Segundo matéria de Danielo Fariello, publicada no jornal O Globo em março de 2013, a matriarca do grupo, Matxa, na época com 73 anos, já não enxergava devido a um quadro de glaucoma. Enquanto isso, seus filhos e netos encontravam dificuldades na manutenção do núcleo familiar, já que a caça, a pesca e a produção agrícola, diferente de seus antepassados, foi impactada pela drástica redução populacional, tendo paulatinamente sido obrigados a abandonar sua dieta tradicional em prol de uma dieta mais pobre, que passou a ser fornecida pelo órgão indigenista.
Este quadro se agravava após décadas de precárias condições de vida, lento extermínio e, paralelamente, fornecimentos periódicos de cestas básicas aliadas à condição de plantio num terreno irregular e pouco produtivo no local onde foram reassentados pela Funai.
Em junho de 2013, foi também divulgado que Iawi, cacique da aldeia, havia sido diagnosticado com câncer no baço e anemia, mas não estava recebendo o devido tratamento. Por isso, a então presidente interina da Funai, Maria Augusta Assirati – em ofício à Secretaria Especial de Saúde Indígena (Sesai) – havia pressionado o Ministério da Saúde (MS) a providenciar seu tratamento, disponibilizando inclusive os recursos financeiros da etnia geridos pela Fundação, haja vista que o tratamento necessário (com o uso do quimioterápico rituximabe) não estava disponível no Sistema Único de Saúde (SUS). O custo do tratamento era estimado entre 40-50 mil reais.
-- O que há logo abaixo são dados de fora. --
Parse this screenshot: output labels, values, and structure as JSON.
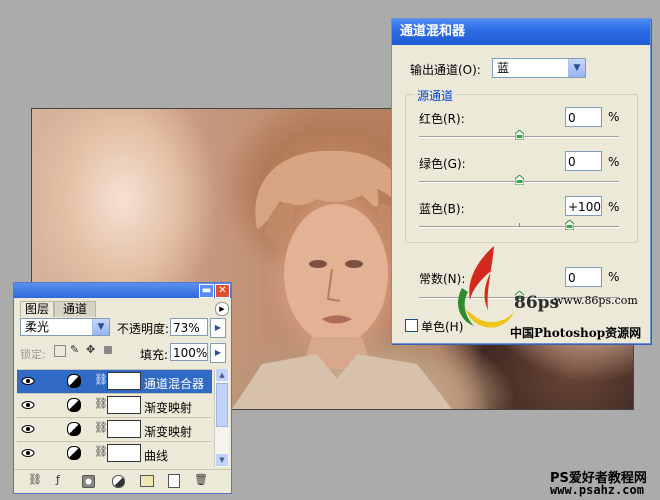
{
  "mixer": {
    "title": "通道混和器",
    "output_label": "输出通道(O):",
    "output_value": "蓝",
    "group_label": "源通道",
    "channels": [
      {
        "label": "红色(R):",
        "value": "0",
        "unit": "%",
        "level": 0
      },
      {
        "label": "绿色(G):",
        "value": "0",
        "unit": "%",
        "level": 0
      },
      {
        "label": "蓝色(B):",
        "value": "+100",
        "unit": "%",
        "level": 100
      }
    ],
    "constant_label": "常数(N):",
    "constant_value": "0",
    "constant_unit": "%",
    "monochrome_label": "单色(H)"
  },
  "layers_panel": {
    "tabs": [
      "图层",
      "通道"
    ],
    "blend_mode": "柔光",
    "opacity_label": "不透明度:",
    "opacity_value": "73%",
    "lock_label": "锁定:",
    "fill_label": "填充:",
    "fill_value": "100%",
    "rows": [
      {
        "name": "通道混合器",
        "selected": true
      },
      {
        "name": "渐变映射",
        "selected": false
      },
      {
        "name": "渐变映射",
        "selected": false
      },
      {
        "name": "曲线",
        "selected": false
      }
    ]
  },
  "watermark": {
    "logo_text": "86ps",
    "site_url": "www.86ps.com",
    "site_name": "中国Photoshop资源网",
    "footer_line1": "PS爱好者教程网",
    "footer_line2": "www.psahz.com"
  },
  "colors": {
    "titlebar": "#2d6de6",
    "dialog_bg": "#ece9d8",
    "selected_row": "#316ac5"
  }
}
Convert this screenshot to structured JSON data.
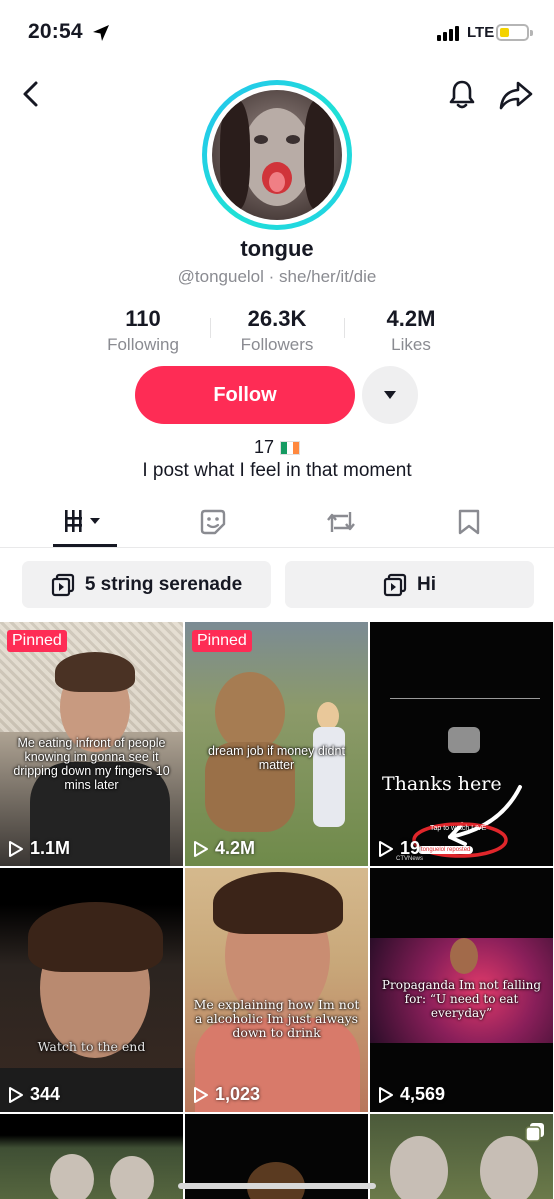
{
  "status_bar": {
    "time": "20:54",
    "network": "LTE"
  },
  "profile": {
    "display_name": "tongue",
    "handle": "@tonguelol",
    "pronouns": "she/her/it/die",
    "handle_line": "@tonguelol · she/her/it/die",
    "stats": [
      {
        "value": "110",
        "label": "Following"
      },
      {
        "value": "26.3K",
        "label": "Followers"
      },
      {
        "value": "4.2M",
        "label": "Likes"
      }
    ],
    "follow_label": "Follow",
    "bio_age": "17",
    "bio_text": "I post what I feel in that moment"
  },
  "tabs": [
    "videos-tab",
    "favorites-tab",
    "reposts-tab",
    "saved-tab"
  ],
  "playlists": [
    {
      "label": "5 string serenade"
    },
    {
      "label": "Hi"
    }
  ],
  "videos": [
    {
      "pinned": "Pinned",
      "views": "1.1M",
      "caption": "Me eating infront of people knowing im gonna see it dripping down my fingers 10 mins later"
    },
    {
      "pinned": "Pinned",
      "views": "4.2M",
      "caption": "dream job if money didnt matter"
    },
    {
      "views": "19",
      "caption": "Thanks here",
      "overlay_text": "Tap to watch LIVE",
      "overlay_source": "CTVNews",
      "overlay_tag": "tonguelol reposted"
    },
    {
      "views": "344",
      "caption": "Watch to the end"
    },
    {
      "views": "1,023",
      "caption": "Me explaining how Im not a alcoholic Im just always down to drink"
    },
    {
      "views": "4,569",
      "caption": "Propaganda Im not falling for: “U need to eat everyday”"
    }
  ],
  "colors": {
    "accent": "#fe2c55",
    "ring_start": "#25c3f0",
    "ring_end": "#1fe0d6",
    "muted_text": "#8a8b91"
  }
}
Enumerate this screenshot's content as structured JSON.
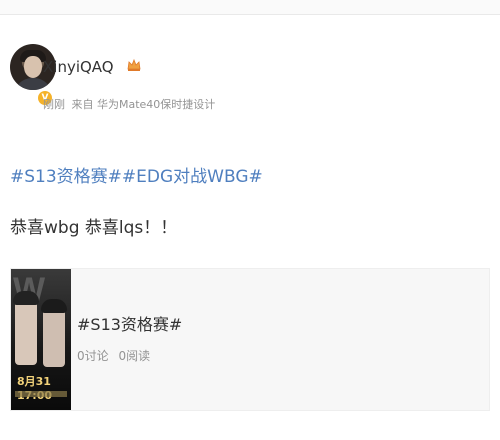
{
  "post": {
    "author": {
      "name": "XinyiQAQ",
      "badge_icon": "crown-icon",
      "verified_icon": "verified-badge-icon"
    },
    "meta": {
      "time": "刚刚",
      "source": "来自 华为Mate40保时捷设计"
    },
    "topics": [
      "#S13资格赛#",
      "#EDG对战WBG#"
    ],
    "text": "恭喜wbg 恭喜lqs！！"
  },
  "card": {
    "title": "#S13资格赛#",
    "discussions": "0讨论",
    "reads": "0阅读",
    "thumbnail_date": "8月31 17:00"
  },
  "colors": {
    "link": "#4f7fbf",
    "text": "#333333",
    "muted": "#939393",
    "card_bg": "#f7f7f7"
  }
}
Segundo Fariello, um dos impedimentos para o acesso ao tratamento, mesmo se financiado com recursos da Funai, seria a resistência dos médicos do Hospital das Clínicas da Universidade Federal de Goiás (HC-UFG), onde Iawi foi atendido, em realizar o procedimento. Para os médicos, o tratamento configuraria privilégio exclusivo do cacique, na medida em que o procedimento não estava disponível para os demais usuários do SUS com as mesmas necessidades de saúde, um argumento que desconsiderava as especificidades do Subsistema de Atenção à Saúde Indígena (Sasi) e as regulamentações inscritas na Política Nacional de Atenção à Saúde Indígena (PNasi).
Por isso, a Secretaria Especial de Saúde Indígena (Sesai) havia representado junto ao Ministério Público Federal (MPF) para assegurar judicialmente que o HC-UFG fosse obrigado a realizar o tratamento. Uma alternativa estudada na época seria a transferência do indígena para um hospital em Brasília, mas ela não foi realizada.
Paralelamente, e segundo o Ibama, em notícia de 29 de agosto de 2014, várias operações de brigadistas vinham ocorrendo em áreas florestais no País, com o intuito de evitar a evolução de grandes incêndios, que atingiriam o clímax em setembro daquele ano. Um dos focos de incêndios era a Terra Indígena Avá-Canoeiro, juntamente com uma série de Parques Nacionais e Terras Indígenas que vinham sendo devastadas pelo fogo.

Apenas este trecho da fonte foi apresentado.